Aus Osten, stets aus Osten - das war für viele, viele Jahre die Antwort, wenn man sich die Frage nach der Herkunft von PC-Hardware stellte. Die meisten Tech-Produkte wurden und werden in China hergestellt, und das ist schon mindestens seit den 2000ern so. Der Zahlenmäßig größte Arbeitskräfte-Pool und die niedrigeren Kosten haben es der Volksrepublik ermöglicht, die Produktionssparte der IT-Industrie an sich zu reißen. Selbst heute, in einer Ära von Handelskriegen und Zöllen, bleibt China weiterhin unangefochten die Nummer eins in dieser Hinsicht.

Gleichzeitig ist ein anderer Megatrend das sogenannte Outsourcing, also das Auslagern der eigentlichen Produktion an Drittersteller, ein weiterer sehr populärer Schachzug für die Hardware-Produzenten. Große PC-OEMs wie Dell, HP oder Apple sind eigentlich nur PC-Designer, die Compal, Pegatron oder Foxconn als Auftragsfertiger nutzen. Wenn man einen Laptop, einen Desktop PC oder einen Server kauft, dann wurde er wahrscheinlich in China bei einem der großen ODMs hergestellt.

Ein Hersteller, der gegen den Strom schwimmt, ist Lenovo.

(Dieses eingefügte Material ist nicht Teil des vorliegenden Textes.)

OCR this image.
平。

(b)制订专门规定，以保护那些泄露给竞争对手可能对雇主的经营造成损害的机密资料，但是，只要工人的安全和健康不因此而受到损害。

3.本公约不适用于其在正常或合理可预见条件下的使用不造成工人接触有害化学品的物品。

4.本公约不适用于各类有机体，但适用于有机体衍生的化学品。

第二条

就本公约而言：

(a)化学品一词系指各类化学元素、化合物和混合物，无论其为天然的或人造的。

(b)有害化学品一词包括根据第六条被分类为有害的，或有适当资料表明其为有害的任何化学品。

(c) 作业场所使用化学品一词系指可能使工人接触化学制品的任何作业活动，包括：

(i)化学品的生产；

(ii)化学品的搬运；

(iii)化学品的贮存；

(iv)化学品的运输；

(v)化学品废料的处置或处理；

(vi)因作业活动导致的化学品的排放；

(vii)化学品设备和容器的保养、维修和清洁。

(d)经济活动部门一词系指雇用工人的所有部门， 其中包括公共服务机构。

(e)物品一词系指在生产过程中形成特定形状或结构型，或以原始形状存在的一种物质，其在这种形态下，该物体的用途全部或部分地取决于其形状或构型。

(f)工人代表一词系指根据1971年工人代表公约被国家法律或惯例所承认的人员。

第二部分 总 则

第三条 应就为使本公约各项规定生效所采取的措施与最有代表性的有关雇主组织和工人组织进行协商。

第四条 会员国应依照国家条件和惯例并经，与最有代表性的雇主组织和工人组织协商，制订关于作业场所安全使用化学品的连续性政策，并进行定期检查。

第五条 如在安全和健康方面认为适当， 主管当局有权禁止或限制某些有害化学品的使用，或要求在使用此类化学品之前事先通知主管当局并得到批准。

Zwar nutzt Lenovo ebenfalls die Services der ODMs, der größte PC-Hersteller nach verkauftem Volumen unterhält aber auch ein Netzwerk an eigenen Fabriken. Für diesen Artikel durfte Notebookcheck einen exklusiven Blick in Lenovos einzige europäische PC-Fabrik in Budapest werfen.

Lenovo Enterprise-Hardware für europäische Kunden aus Budapest

Insgesamt besitzt Lenovo über zehn Fabriken rund um die Welt. Vier davon liegen in der westlichen Hemisphäre, fünf in Asien und nur eine in Europa. Das einzige europäische Werk in Bundapest ist das auch das jüngste - die Konstruktion begann in 2020, 2021 erfolgte die Einweihung.

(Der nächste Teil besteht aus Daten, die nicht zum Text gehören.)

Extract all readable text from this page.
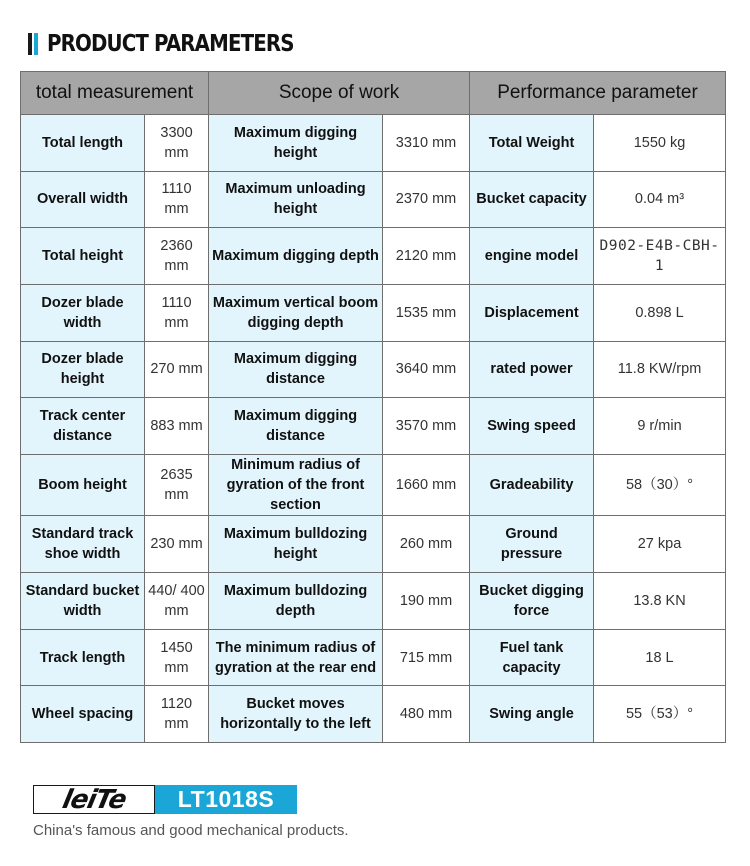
PRODUCT PARAMETERS
total measurement		Scope of work		Performance parameter	
Total length	3300 mm	Maximum digging height	3310 mm	Total Weight	1550 kg
Overall width	1110 mm	Maximum unloading height	2370 mm	Bucket capacity	0.04 m³
Total height	2360 mm	Maximum digging depth	2120 mm	engine model	D902-E4B-CBH-1
Dozer blade width	1110 mm	Maximum vertical boom digging depth	1535 mm	Displacement	0.898 L
Dozer blade height	270 mm	Maximum digging distance	3640 mm	rated power	11.8 KW/rpm
Track center distance	883 mm	Maximum digging distance	3570 mm	Swing speed	9 r/min
Boom height	2635 mm	Minimum radius of gyration of the front section	1660 mm	Gradeability	58（30）°
Standard track shoe width	230 mm	Maximum bulldozing height	260 mm	Ground pressure	27 kpa
Standard bucket width	440/ 400 mm	Maximum bulldozing depth	190 mm	Bucket digging force	13.8 KN
Track length	1450 mm	The minimum radius of gyration at the rear end	715 mm	Fuel tank capacity	18 L
Wheel spacing	1120 mm	Bucket moves horizontally to the left	480 mm	Swing angle	55（53）°
leiTe	LT1018S
China's famous and good mechanical products.
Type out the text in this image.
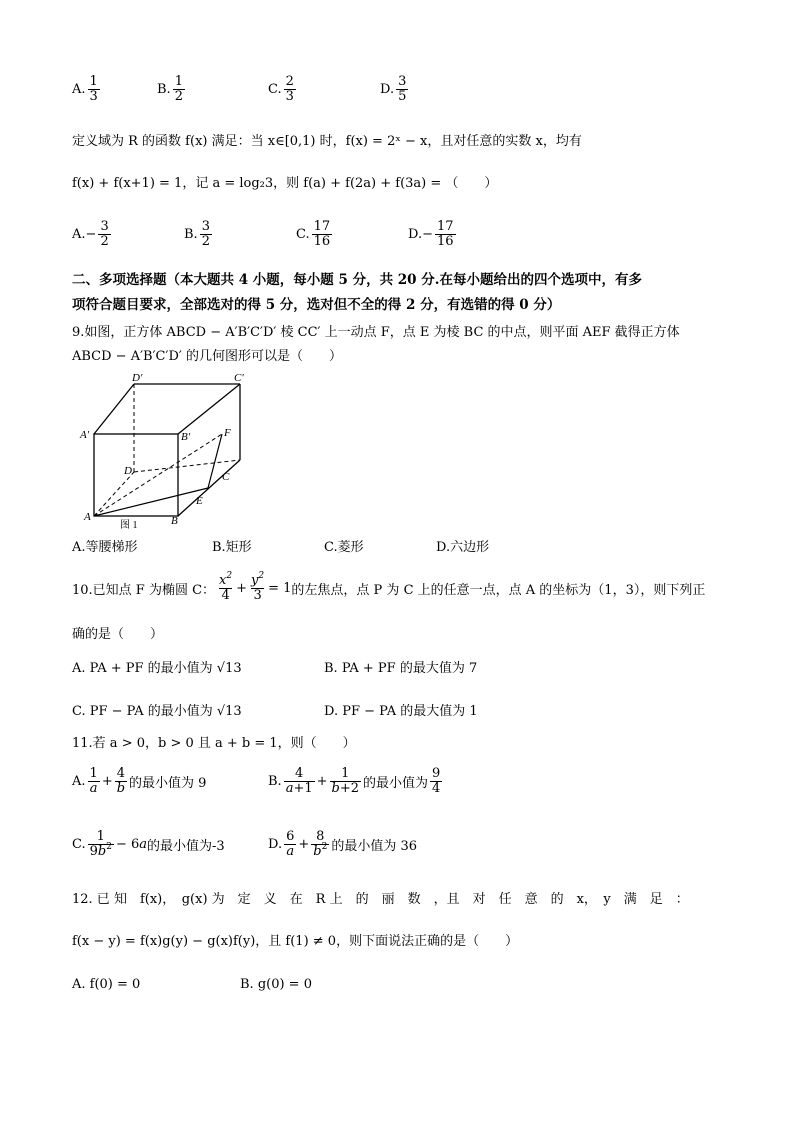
A. $\frac{1}{3}$	B. $\frac{1}{2}$	C. $\frac{2}{3}$	D. $\frac{3}{5}$
定义域为 R 的函数 f(x) 满足：当 x∈[0,1) 时，f(x) = 2ˣ − x，且对任意的实数 x，均有
f(x) + f(x+1) = 1，记 a = log₂3，则 f(a) + f(2a) + f(3a) = （　　）
A. − $\frac{3}{2}$	B. $\frac{3}{2}$	C. $\frac{17}{16}$	D. − $\frac{17}{16}$
二、多项选择题（本大题共 4 小题，每小题 5 分，共 20 分.在每小题给出的四个选项中，有多
项符合题目要求，全部选对的得 5 分，选对但不全的得 2 分，有选错的得 0 分）
9.如图，正方体 ABCD − A′B′C′D′ 棱 CC′ 上一动点 F，点 E 为棱 BC 的中点，则平面 AEF 截得正方体
ABCD − A′B′C′D′ 的几何图形可以是（　　）
D′	C′
A′	B′	F
D	C
E
A	B
图 1
A.等腰梯形	B.矩形	C.菱形	D.六边形
10.已知点 F 为椭圆 C： $\frac{x^2}{4} + \frac{y^2}{3} = 1$ 的左焦点，点 P 为 C 上的任意一点，点 A 的坐标为（1，3），则下列正
确的是（　　）
A. PA + PF 的最小值为 √13	B. PA + PF 的最大值为 7
C. PF − PA 的最小值为 √13	D. PF − PA 的最大值为 1
11.若 a > 0，b > 0 且 a + b = 1，则（　　）
A. $\frac{1}{a} + \frac{4}{b}$ 的最小值为 9	B. $\frac{4}{a+1} + \frac{1}{b+2}$ 的最小值为 $\frac{9}{4}$
C. $\frac{1}{9b^2} - 6a$ 的最小值为-3	D. $\frac{6}{a} + \frac{8}{b^2}$ 的最小值为 36
12. 已 知　f(x)，　g(x) 为　定　义　在　R 上　的　丽　数　，且　对　任　意　的　x，　y　满　足　：
f(x − y) = f(x)g(y) − g(x)f(y)，且 f(1) ≠ 0，则下面说法正确的是（　　）
A. f(0) = 0	B. g(0) = 0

Die Fabrik ist nur zehn Minuten Fahrtzeit vom Budapester Airport entfernt und sie bedient ein spezifisches Marktsegment: Enterprise-Kunden. In Budapest stellt Lenovo drei verschiedene Produktgruppen her: ThinkCentre Desktop PCs, ThinkStation Desktop Workstation und ThinkSystem Server.

Unsere erste Frage war: Warum spezifisch diese Produkte? Warum nicht auch Lenovo ThinkPad Laptops, die auch auf den Enterprise-Bereich abzielen? Wie sich herausstellte, war der wichtigste Grund die Logistik: Für kleine Produkte wie Laptops und Smartphones ist es ökonomisch sinnvoll, das Produkt direkt aus Asien in zusammengebauter Form zu importieren und weltweit zu verschicken - wenn es schnell gehen muss, auch per Luftfracht. Dasselbe gilt aber nicht für Server und Desktops, die ungleich mehr Platz einnehmen und deutlich schwerer sind. Diese Produkte zu verschiffen ist teuer und braucht mehr Zeit, außerdem ist es weniger nachhaltig.   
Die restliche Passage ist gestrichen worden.